La semana pasada estuve en un encuentro por el Día Mundial del Emprendimiento. Ayer tocó algo más cercano: la asamblea anual de Pont-Up Store. Dos planos distintos, pero que se cruzan más de lo que parece.
En el encuentro de la semana pasada flotaba una idea clara: hay ilusión, hay ideas, pero también dudas sobre cómo convertir todo esa ilusión y esas ideas en proyectos sólidos. Se habla mucho de empezar, menos de sostener.
Ayer, en la asamblea, la conversación bajó a tierra. Los protagonistas eran emprendedores, no políticos. Igual eso tuvo algo que ver.
Renovamos la directiva de Pont-Up Store y seguiré unos años más implicado desde dentro. No tanto desde el discurso, sino desde lo que implica intentar empujar iniciativas en un entorno donde nada está del todo cerrado. Donde las cosas avanzan, se frenan, cambian de forma o directamente desaparecen. La incertidumbre siempre como punto de encuentro.
Durante el evento entregamos los premios a la innovación. Proyectos de socios que están explorando caminos nuevos, algunos con recorrido claro, otros todavía en fase muy inicial. Entre ellos, hubo una mención a un proyecto personal que llevo tiempo desarrollando a un ritmo calmado, a un ritmo más lento del que a veces me gustaría, pero que va tomando forma poco a poco.
Y eso también forma parte de la foto.
Porque tendemos a asociar emprendimiento con velocidad, con crecimiento, con tracción. Pero muchas veces se parece más a otra cosa: a insistir en algo sin tener del todo claro ni el ritmo ni el resultado. A convivir con proyectos que avanzan a trompicones mientras otros se caen por el camino. Algunos mueren rápido. Otros aparecen y desaparecen durante meses. Algunos te los encuentras sin buscarlos. Y otros, aunque no funcionen, se quedan dando vueltas más tiempo del que esperabas.
No hay una línea clara que separe lo que “es” de lo que “no es” emprendimiento. Incluso hay algo que se pasa por alto con frecuencia: no todo el mundo emprende montando una empresa.
Mucha gente emprende desde dentro de las organizaciones, desde los equipos, los estudios, las empresas más grandes, también desde la administración. Desde ahí se emprende en igual medida.

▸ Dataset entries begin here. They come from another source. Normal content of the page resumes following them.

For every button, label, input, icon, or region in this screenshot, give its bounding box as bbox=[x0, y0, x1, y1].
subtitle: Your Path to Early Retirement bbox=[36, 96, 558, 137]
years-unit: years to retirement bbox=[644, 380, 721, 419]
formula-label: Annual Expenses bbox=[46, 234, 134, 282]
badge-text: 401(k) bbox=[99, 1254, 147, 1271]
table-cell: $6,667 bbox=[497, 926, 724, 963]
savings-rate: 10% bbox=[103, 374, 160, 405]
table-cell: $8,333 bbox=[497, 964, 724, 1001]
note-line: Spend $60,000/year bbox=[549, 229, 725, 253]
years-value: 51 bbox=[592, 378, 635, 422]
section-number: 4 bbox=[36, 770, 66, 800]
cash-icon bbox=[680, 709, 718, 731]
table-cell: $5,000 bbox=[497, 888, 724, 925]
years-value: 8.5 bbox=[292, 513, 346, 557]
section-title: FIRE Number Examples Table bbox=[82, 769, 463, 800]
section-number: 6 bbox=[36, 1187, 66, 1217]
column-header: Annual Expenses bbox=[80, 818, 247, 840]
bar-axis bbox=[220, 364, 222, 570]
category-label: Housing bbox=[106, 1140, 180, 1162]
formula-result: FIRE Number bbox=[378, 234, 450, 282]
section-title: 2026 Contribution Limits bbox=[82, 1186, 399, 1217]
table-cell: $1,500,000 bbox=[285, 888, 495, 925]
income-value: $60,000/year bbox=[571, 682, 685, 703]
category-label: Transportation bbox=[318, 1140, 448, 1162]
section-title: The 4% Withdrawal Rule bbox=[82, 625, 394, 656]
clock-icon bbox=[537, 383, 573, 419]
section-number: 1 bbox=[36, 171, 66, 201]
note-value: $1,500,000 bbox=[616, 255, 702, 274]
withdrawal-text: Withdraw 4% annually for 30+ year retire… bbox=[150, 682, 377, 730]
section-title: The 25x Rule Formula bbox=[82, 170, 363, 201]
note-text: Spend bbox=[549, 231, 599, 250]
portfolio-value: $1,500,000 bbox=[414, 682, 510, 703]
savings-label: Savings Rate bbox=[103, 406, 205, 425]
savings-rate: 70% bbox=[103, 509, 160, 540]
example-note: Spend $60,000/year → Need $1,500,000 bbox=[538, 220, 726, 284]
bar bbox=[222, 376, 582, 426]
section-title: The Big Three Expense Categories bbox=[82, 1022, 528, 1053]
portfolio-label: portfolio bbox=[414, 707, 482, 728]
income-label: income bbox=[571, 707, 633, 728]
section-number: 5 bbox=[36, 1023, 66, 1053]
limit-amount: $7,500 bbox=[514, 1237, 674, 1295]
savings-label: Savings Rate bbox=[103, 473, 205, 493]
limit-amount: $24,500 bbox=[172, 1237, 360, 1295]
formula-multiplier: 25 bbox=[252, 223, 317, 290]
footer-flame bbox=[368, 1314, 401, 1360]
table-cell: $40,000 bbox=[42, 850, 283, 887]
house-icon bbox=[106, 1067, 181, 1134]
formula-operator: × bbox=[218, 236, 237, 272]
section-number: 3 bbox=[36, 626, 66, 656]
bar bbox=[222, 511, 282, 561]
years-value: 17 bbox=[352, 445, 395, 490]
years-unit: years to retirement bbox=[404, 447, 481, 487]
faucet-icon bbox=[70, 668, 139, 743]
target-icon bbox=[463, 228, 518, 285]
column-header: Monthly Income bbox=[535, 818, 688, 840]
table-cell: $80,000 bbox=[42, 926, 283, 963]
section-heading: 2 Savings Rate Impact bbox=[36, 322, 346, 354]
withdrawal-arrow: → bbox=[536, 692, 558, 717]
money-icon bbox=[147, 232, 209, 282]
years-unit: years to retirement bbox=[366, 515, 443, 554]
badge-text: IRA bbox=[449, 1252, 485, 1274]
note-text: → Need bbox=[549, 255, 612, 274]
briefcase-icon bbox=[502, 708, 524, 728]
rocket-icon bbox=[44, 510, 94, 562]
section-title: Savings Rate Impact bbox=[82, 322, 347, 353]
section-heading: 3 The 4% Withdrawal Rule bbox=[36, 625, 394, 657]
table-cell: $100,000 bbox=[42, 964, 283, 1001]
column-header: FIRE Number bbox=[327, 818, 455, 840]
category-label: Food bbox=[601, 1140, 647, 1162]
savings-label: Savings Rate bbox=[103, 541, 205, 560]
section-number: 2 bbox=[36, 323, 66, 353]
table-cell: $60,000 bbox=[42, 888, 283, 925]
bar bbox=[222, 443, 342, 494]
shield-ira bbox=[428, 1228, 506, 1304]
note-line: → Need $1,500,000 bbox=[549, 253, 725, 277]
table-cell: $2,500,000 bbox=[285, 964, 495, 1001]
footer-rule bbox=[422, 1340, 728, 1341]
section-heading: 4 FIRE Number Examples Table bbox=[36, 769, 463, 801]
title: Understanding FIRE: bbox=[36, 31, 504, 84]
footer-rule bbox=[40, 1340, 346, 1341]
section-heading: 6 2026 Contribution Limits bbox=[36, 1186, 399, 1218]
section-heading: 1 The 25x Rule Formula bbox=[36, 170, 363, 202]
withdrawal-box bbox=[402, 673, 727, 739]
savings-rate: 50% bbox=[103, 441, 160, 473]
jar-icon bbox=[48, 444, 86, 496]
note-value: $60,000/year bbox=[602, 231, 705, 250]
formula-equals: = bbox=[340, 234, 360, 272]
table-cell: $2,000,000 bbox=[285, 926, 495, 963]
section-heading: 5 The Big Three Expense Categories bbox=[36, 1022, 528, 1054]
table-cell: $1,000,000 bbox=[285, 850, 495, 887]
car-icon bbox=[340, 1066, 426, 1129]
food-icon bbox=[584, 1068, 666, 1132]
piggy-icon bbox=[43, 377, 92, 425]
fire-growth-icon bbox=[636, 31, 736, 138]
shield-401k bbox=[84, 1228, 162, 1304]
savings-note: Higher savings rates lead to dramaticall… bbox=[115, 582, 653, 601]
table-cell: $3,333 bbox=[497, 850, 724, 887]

Cuando alguien intenta cambiar cómo se hacen las cosas, cuando propone una forma distinta de trabajar, cuando asume el desgaste de empujar algo que no estaba antes… eso también es emprender. Y a veces con más fricción que fuera.
Porque no solo hay incertidumbre técnica o de mercado. También hay inercias, estructuras, responsabilidades compartidas. Y aun así, hay gente que decide meterse ahí. Eso también debería formar parte de la conversación cuando hablamos de emprendimiento.
Por eso cada vez me cuesta más ver el emprendimiento como una meta. No es algo que alcanzas cuando un proyecto funciona. Ni algo que desaparece cuando uno sale mal.
Tiene más que ver con la actitud con la que te relacionas con todo esto. Tiene que ver con esa necesidad de probar, de entender, de ajustar. Con esa incertidumbre que implica no tener nunca la versión definitiva. Tiene que ver con la sensación de estar siempre en borrador.
La semana pasada, desde uno de los pazos de A Ulloa, escuchaba una referencia a Emilia Pardo Bazán que iba justo por ahí: observar antes de construir.
Es cierto que cuando estás metido en varios frentes a la vez, muchas veces no hay tiempo para observar con calma. Lo que hay es movimiento. Decisiones rápidas. Aprendizaje sobre la marcha.
Y aun así, sigues.
No porque tengas claro a dónde vas, sino porque hay algo en el proceso, en la forma de canalizar la curiosidad, que hace difícil pararse del todo.
Y da igual si es desde tu posición de empresario, de asalariado o de parte de la administración. Curiosidad, inconformismo e incertidumbre, forman un coctel explosivo.